I know that I need to improve on my grammar and puncuation (however, I can only assume that, to a certain point, that this is what editors do well and get paid for). Which brings me to my third question: I am wondering if I should hone these skills, before I continue my writing or just continue with the flow of words?

Answer One: Courses are beneficial for some writers because the writers then have enforced deadlines and structures, and that can help them get into a writing rhythm or finish a manuscript that they've otherwise left alone for too long. I do not believe that courses can 'make' a writer if they don't inherently have a talent for it, much the same way I do not believe that taking singing lessons every weekend for the rest of my life will make me Ella Fitzgerald Mark II. I also don't believe that courses/diplomas can give you the storytelling spark if you don't naturally have it. It's a bit like trying to be a professional ballet dancer with short hamstrings - it ain't gonna happen. That should not stop anyone from doing a course, though, if the experience gives them pleasure. And you won't know if you have that storytelling spark unless you give the writing thing a go - if you choose to do that within the structure of a course, then that's great. However, a lot of writers I represent have never been within sight of professional writing credentials.

Answer Two: No, it doesn't add credit - at least, not for me. Your writing has to speak for itself. If you've done ten years of courses and your writing is still no good, that's going to make me (a) think the courses don't work and (b) wonder why ten years of adult education didn't help you, personally, improve.

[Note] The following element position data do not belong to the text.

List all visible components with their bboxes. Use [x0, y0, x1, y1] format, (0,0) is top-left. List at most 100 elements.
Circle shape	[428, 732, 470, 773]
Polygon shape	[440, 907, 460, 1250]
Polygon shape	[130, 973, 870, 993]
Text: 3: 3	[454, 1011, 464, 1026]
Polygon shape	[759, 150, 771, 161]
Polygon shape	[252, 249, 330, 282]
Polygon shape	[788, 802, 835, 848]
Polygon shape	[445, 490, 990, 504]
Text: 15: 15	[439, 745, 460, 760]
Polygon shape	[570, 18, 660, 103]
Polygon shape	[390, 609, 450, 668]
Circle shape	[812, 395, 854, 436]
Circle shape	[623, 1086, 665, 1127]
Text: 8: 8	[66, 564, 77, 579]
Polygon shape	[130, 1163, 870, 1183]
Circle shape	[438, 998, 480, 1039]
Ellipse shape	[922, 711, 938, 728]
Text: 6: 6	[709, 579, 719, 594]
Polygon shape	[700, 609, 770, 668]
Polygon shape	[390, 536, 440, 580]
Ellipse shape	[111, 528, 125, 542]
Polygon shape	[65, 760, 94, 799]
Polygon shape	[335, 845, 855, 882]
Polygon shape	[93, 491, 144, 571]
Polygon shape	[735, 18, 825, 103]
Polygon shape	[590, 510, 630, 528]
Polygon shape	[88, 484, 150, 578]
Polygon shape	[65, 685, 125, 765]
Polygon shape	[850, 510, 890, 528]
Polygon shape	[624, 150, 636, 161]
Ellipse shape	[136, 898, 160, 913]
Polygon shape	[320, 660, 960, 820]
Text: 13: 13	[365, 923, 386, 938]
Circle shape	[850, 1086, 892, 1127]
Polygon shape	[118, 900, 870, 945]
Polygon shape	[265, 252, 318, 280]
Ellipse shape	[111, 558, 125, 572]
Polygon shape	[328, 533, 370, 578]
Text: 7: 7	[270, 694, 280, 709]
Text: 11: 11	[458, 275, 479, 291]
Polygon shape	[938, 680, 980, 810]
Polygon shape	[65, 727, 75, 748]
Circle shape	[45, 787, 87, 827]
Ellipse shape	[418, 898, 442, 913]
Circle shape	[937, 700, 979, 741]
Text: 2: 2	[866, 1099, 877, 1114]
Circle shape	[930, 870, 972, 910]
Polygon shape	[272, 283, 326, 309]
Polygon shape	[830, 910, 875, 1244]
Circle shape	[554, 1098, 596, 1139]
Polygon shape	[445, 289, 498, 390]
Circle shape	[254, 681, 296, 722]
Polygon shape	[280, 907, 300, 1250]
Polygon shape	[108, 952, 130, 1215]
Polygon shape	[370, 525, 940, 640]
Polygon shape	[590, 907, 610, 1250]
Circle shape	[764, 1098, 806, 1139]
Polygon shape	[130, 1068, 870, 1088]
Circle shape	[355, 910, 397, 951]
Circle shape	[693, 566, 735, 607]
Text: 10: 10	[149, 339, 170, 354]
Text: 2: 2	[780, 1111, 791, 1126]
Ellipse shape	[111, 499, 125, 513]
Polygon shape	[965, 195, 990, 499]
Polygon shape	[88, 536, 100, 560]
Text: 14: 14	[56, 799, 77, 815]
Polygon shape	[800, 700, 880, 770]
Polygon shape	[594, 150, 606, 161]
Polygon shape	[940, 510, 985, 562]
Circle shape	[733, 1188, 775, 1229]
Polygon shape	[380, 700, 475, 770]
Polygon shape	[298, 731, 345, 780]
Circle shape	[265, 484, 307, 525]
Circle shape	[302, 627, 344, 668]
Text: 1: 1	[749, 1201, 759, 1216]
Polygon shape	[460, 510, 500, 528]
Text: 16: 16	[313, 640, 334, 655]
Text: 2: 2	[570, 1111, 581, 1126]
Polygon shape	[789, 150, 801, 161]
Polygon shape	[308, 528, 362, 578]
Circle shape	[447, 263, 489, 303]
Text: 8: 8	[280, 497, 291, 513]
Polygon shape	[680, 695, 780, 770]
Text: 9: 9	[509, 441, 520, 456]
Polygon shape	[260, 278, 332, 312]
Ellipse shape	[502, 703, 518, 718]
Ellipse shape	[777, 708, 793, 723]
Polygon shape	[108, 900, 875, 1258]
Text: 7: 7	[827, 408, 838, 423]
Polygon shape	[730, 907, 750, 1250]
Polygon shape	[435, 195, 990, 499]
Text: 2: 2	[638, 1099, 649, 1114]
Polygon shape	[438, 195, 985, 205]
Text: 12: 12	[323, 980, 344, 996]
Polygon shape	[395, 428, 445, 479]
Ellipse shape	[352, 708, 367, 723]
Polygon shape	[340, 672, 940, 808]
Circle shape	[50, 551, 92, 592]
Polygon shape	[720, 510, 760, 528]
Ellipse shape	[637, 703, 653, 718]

Answer Three: Anyone who has read Lynne Truss's Eats Shoots & Leaves will know that she believes that punctuation is simply good manners, and I agree. Punctuation provides a road map for your reader and if it's absent or misused then the reader is likely to get lost. Grammar, on the other hand, is a murkier subject. A lot of modern English usage is not grammatically correct. That's probably because a lot of us weren't taught grammar in school - I had an English teacher who wistfully told us that she'd love to teach us grammar but she wasn't allowed. In fact, the first real experience I had with the rules of grammar was when I learnt foreign languages. Thus, the Queen's English has been on a slippery slope to Bedlam. And that's quite all right, because while grammar is like punctuation in its road-map qualities, it's also there to say, 'Psst - there's a short cut.' Colloquial grammar is quite acceptable and accepted. BUT if your grammar AND your punctuation aren't all correct and present, that's a problem, because then how do you keep your reader on the road and heading for the right destination? Can your writing really flow if it is, in fact, off-road racing? Don't you hit trees and rocks?